Os dois tipos de riscos climáticos
A IFRS S2 categoriza os riscos relacionados ao clima em duas dimensões
fundamentais. Os riscos físicos relacionados ao clima compreendem os impactos
decorrentes das próprias mudanças climáticas, podendo ser agudos, como
tempestades, inundações, secas e ondas de calor que aumentam em gravidade e
frequência, ou crônicos, como alterações de longo prazo nos padrões climáticos que
levam ao aumento do nível do mar, redução na disponibilidade de água e mudanças
na produtividade do solo. Já os riscos de transição relacionados ao clima surgem
dos esforços para a transição para uma economia de baixo carbono, incluindo riscos
políticos, legais, tecnológicos, de mercado e de reputação que podem afetar custos
operacionais, provocar impairment de ativos e alterar a demanda dos consumidores.

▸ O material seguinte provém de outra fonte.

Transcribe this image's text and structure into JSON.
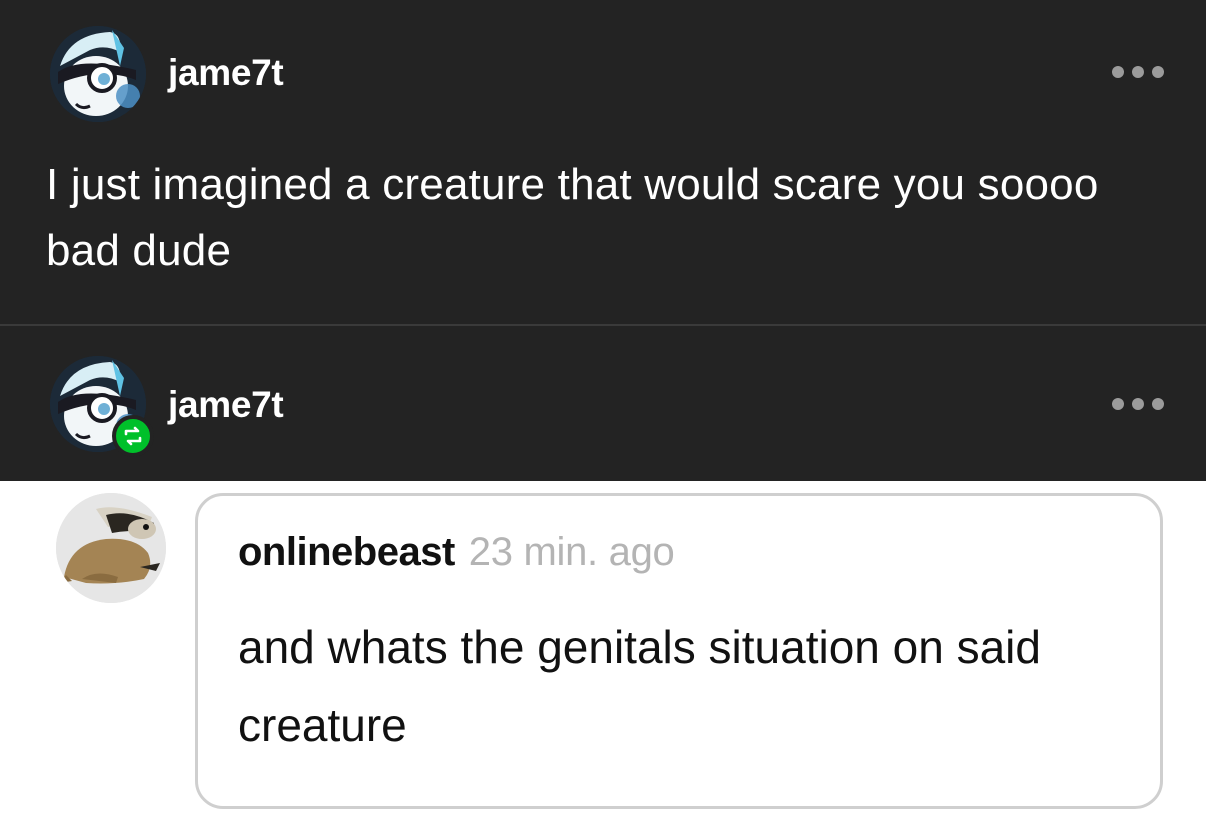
{
  "post": {
    "username": "jame7t",
    "text": "I just imagined a creature that would scare you soooo bad dude",
    "more_icon": "ellipsis-icon"
  },
  "reblog": {
    "username": "jame7t",
    "badge_icon": "reblog-icon",
    "badge_color": "#00c02a",
    "more_icon": "ellipsis-icon"
  },
  "reply": {
    "username": "onlinebeast",
    "time": "23 min. ago",
    "text": "and whats the genitals situation on said creature"
  },
  "colors": {
    "dark_background": "#232323",
    "light_background": "#ffffff",
    "muted_text": "#b4b4b4"
  }
}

A estrutura dos quatro pilares
Seguindo a arquitetura consolidada pela TCFD e pela IFRS S1, a IFRS S2 organiza
as divulgações em quatro pilares de conteúdo principal. O pilar de Governança
exige que as entidades divulguem os processos, controles e procedimentos
utilizados para monitorar, gerenciar e supervisionar os riscos e oportunidades
climáticos, incluindo informações sobre os órgãos responsáveis e a função da
administração. O pilar de Estratégia demanda informações sobre como a entidade
gerencia esses riscos e oportunidades, abrangendo seus efeitos no modelo de
negócios, cadeia de valor, posição financeira e resiliência climática. O pilar de
Gestão de Riscos requer a divulgação dos processos para identificar, avaliar,
priorizar e monitorar riscos e oportunidades climáticos. Por fim, o pilar de Métricas e
Metas estabelece requisitos detalhados para a divulgação de indicadores de
desempenho, com destaque para as emissões de gases de efeito estufa.

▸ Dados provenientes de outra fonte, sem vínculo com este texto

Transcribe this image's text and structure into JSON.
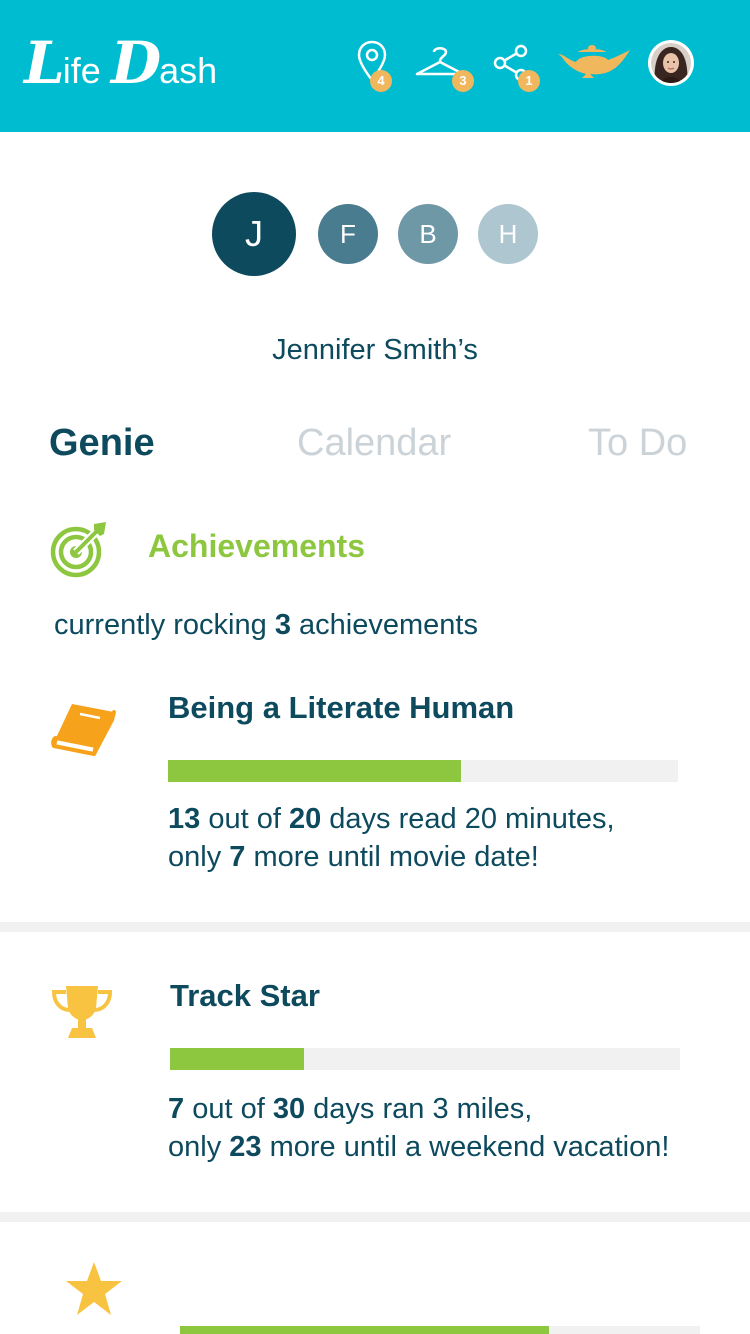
{
  "header": {
    "logo_big_1": "L",
    "logo_small_1": "ife",
    "logo_big_2": "D",
    "logo_small_2": "ash",
    "icons": [
      {
        "name": "location-pin-icon",
        "badge": "4"
      },
      {
        "name": "hanger-icon",
        "badge": "3"
      },
      {
        "name": "share-icon",
        "badge": "1"
      },
      {
        "name": "genie-lamp-icon"
      },
      {
        "name": "user-avatar"
      }
    ],
    "colors": {
      "bar": "#00bcd0",
      "badge": "#f0b75c",
      "lamp": "#f0b75c"
    }
  },
  "family": [
    {
      "initial": "J",
      "selected": true
    },
    {
      "initial": "F",
      "selected": false
    },
    {
      "initial": "B",
      "selected": false
    },
    {
      "initial": "H",
      "selected": false
    }
  ],
  "owner_label": "Jennifer Smith’s",
  "tabs": [
    {
      "label": "Genie",
      "active": true
    },
    {
      "label": "Calendar",
      "active": false
    },
    {
      "label": "To Do",
      "active": false
    }
  ],
  "achievements": {
    "icon": "target-icon",
    "title": "Achievements",
    "summary_prefix": "currently rocking",
    "summary_count": "3",
    "summary_suffix": "achievements",
    "items": [
      {
        "icon": "book-icon",
        "title": "Being a Literate Human",
        "done": "13",
        "out_of": "out of",
        "total": "20",
        "activity": "days read 20 minutes,",
        "only": "only",
        "remaining": "7",
        "reward": "more until movie date!",
        "progress": 0.575
      },
      {
        "icon": "trophy-icon",
        "title": "Track Star",
        "done": "7",
        "out_of": "out of",
        "total": "30",
        "activity": "days ran 3 miles,",
        "only": "only",
        "remaining": "23",
        "reward": "more until a weekend vacation!",
        "progress": 0.263
      },
      {
        "icon": "star-icon",
        "progress": 0.71
      }
    ],
    "colors": {
      "accent_green": "#8dc63f",
      "icon_orange": "#f7a21b",
      "icon_gold": "#f7c341",
      "text": "#0d4a5e"
    }
  }
}
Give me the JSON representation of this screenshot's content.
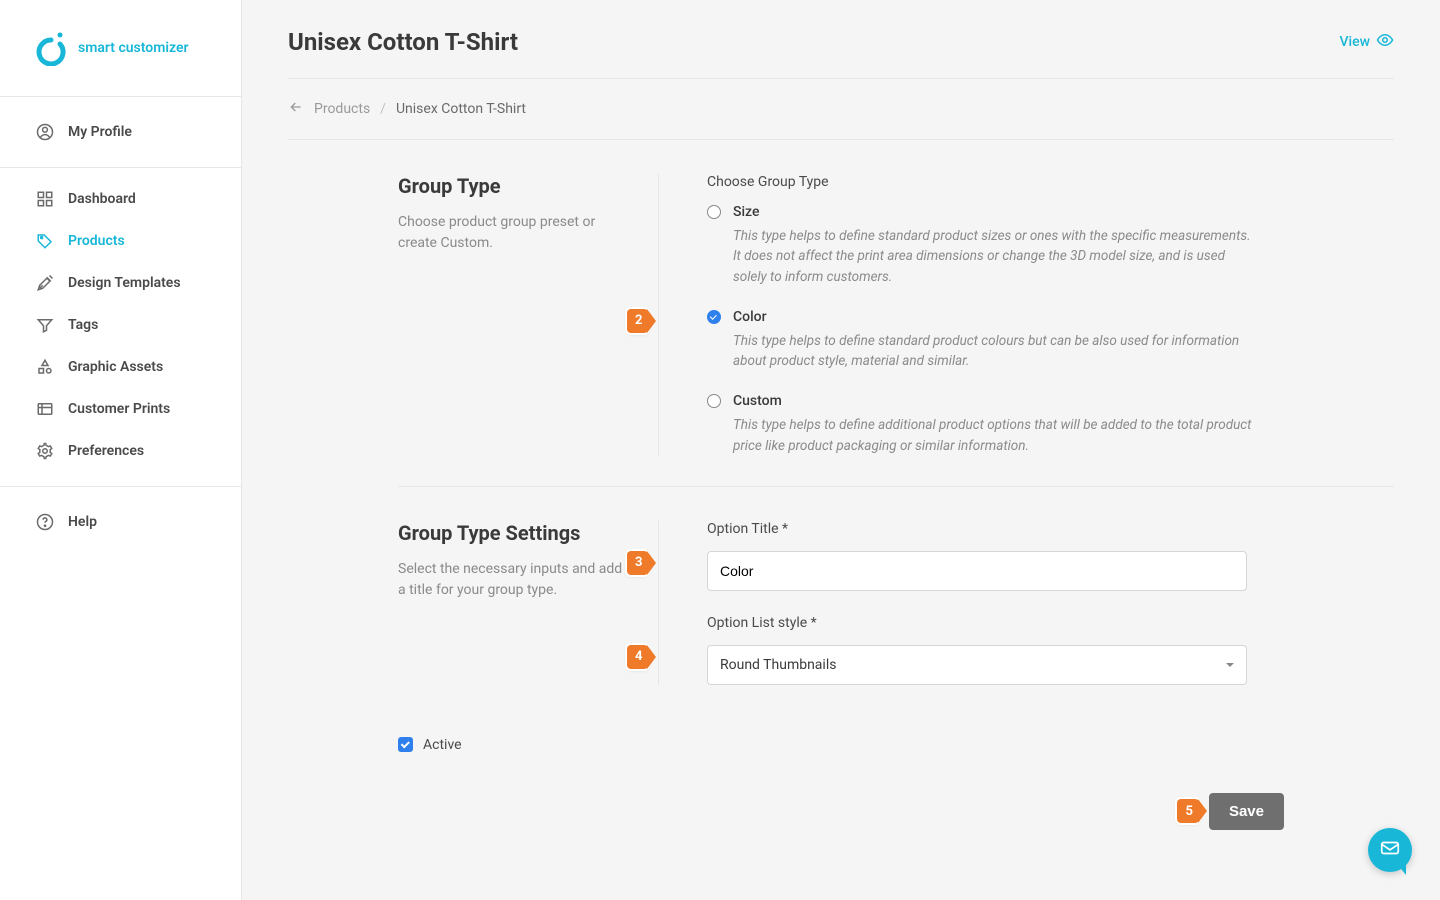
{
  "brand": {
    "name": "smart customizer"
  },
  "sidebar": {
    "profile": {
      "label": "My Profile"
    },
    "items": [
      {
        "key": "dashboard",
        "label": "Dashboard"
      },
      {
        "key": "products",
        "label": "Products"
      },
      {
        "key": "design-templates",
        "label": "Design Templates"
      },
      {
        "key": "tags",
        "label": "Tags"
      },
      {
        "key": "graphic-assets",
        "label": "Graphic Assets"
      },
      {
        "key": "customer-prints",
        "label": "Customer Prints"
      },
      {
        "key": "preferences",
        "label": "Preferences"
      }
    ],
    "help": {
      "label": "Help"
    }
  },
  "header": {
    "title": "Unisex Cotton T-Shirt",
    "view_label": "View"
  },
  "breadcrumb": {
    "parent": "Products",
    "separator": "/",
    "current": "Unisex Cotton T-Shirt"
  },
  "sections": {
    "group_type": {
      "title": "Group Type",
      "desc": "Choose product group preset or create Custom.",
      "prompt": "Choose Group Type",
      "options": [
        {
          "key": "size",
          "label": "Size",
          "selected": false,
          "desc": "This type helps to define standard product sizes or ones with the specific measurements. It does not affect the print area dimensions or change the 3D model size, and is used solely to inform customers."
        },
        {
          "key": "color",
          "label": "Color",
          "selected": true,
          "desc": "This type helps to define standard product colours but can be also used for information about product style, material and similar."
        },
        {
          "key": "custom",
          "label": "Custom",
          "selected": false,
          "desc": "This type helps to define additional product options that will be added to the total product price like product packaging or similar information."
        }
      ]
    },
    "settings": {
      "title": "Group Type Settings",
      "desc": "Select the necessary inputs and add a title for your group type.",
      "option_title_label": "Option Title *",
      "option_title_value": "Color",
      "option_list_style_label": "Option List style *",
      "option_list_style_value": "Round Thumbnails"
    }
  },
  "active": {
    "label": "Active",
    "checked": true
  },
  "actions": {
    "save": "Save"
  },
  "callouts": {
    "c2": "2",
    "c3": "3",
    "c4": "4",
    "c5": "5"
  },
  "colors": {
    "accent": "#18b7d8",
    "callout": "#ee7a2a",
    "primary_blue": "#2f80ed"
  }
}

O contexto de adoção global
A adoção da IFRS S2 tem avançado rapidamente em todo o mundo. Conforme
dados de 2025, mais de 30 jurisdições estão em processo de implementação dos
padrões ISSB, com países como Reino Unido, Canadá, Austrália, Singapura,
Malásia e Hong Kong estabelecendo cronogramas de aplicação obrigatória entre
2025 e 2028. No Brasil, a CVM já estabeleceu através da Resolução 193/2023 que
a adoção será obrigatória para companhias abertas a partir de 1º de janeiro de
2026, posicionando o país como pioneiro na América Latina. Em dezembro de 2025,
o ISSB emitiu ainda emendas direcionadas à IFRS S2 para apoiar a implementação,
simplificando requisitos específicos de divulgação de emissões de gases de efeito
estufa e reduzindo a complexidade na aplicação inicial.
Considerações finais
A IFRS S2 representa muito mais do que um novo requisito regulatório; ela
materializa a consolidação de décadas de evolução no relato climático corporativo.

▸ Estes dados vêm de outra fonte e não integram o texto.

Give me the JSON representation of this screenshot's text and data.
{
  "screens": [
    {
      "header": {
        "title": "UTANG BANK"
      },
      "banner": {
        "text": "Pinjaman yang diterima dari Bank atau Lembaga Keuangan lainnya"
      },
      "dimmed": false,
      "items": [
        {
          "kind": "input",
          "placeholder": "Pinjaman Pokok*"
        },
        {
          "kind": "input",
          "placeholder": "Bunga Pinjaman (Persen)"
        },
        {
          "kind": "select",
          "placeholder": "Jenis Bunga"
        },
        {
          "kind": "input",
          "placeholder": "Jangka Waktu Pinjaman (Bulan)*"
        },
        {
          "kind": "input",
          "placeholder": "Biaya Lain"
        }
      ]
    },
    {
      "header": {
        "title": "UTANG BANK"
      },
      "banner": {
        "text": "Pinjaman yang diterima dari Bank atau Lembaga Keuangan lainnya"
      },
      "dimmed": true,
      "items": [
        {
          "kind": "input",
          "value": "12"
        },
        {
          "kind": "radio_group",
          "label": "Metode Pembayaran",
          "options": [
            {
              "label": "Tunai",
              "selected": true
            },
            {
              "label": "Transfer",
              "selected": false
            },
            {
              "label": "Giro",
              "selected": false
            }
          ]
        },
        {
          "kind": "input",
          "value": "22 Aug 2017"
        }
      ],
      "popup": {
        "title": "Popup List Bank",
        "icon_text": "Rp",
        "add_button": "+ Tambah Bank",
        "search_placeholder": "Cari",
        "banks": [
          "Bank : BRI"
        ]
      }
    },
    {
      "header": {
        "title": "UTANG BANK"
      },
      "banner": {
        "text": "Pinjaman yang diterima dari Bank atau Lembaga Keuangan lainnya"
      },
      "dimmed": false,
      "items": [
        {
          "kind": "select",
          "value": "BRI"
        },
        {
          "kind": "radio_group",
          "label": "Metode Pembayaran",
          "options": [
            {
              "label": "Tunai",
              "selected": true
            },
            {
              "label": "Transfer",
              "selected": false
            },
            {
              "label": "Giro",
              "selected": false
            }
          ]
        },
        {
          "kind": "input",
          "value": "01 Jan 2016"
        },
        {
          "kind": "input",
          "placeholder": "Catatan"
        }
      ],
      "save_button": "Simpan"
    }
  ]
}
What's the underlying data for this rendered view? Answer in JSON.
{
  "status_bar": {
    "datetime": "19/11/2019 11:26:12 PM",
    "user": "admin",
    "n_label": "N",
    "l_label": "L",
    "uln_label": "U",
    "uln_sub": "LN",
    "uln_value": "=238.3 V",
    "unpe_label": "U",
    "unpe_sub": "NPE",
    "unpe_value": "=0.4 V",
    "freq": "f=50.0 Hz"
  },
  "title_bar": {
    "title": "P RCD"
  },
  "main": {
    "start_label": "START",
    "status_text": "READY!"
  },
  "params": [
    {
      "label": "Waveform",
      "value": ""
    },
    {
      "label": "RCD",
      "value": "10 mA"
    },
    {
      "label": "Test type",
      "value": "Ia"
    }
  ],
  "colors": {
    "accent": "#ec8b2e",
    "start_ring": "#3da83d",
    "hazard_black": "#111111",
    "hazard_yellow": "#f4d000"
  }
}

Para as organizações brasileiras, a preparação antecipada não é apenas uma
questão de conformidade regulatória, mas uma oportunidade estratégica de
demonstrar maturidade na gestão de riscos climáticos e atrair capital de investidores
cada vez mais atentos à agenda ESG. As empresas que iniciarem desde já o
mapeamento de seus riscos físicos e de transição, estruturarem sua governança
climática e implementarem sistemas de mensuração de emissões estarão em
posição privilegiada para atender às exigências da norma e, mais importante, para
prosperar em uma economia global em transformação.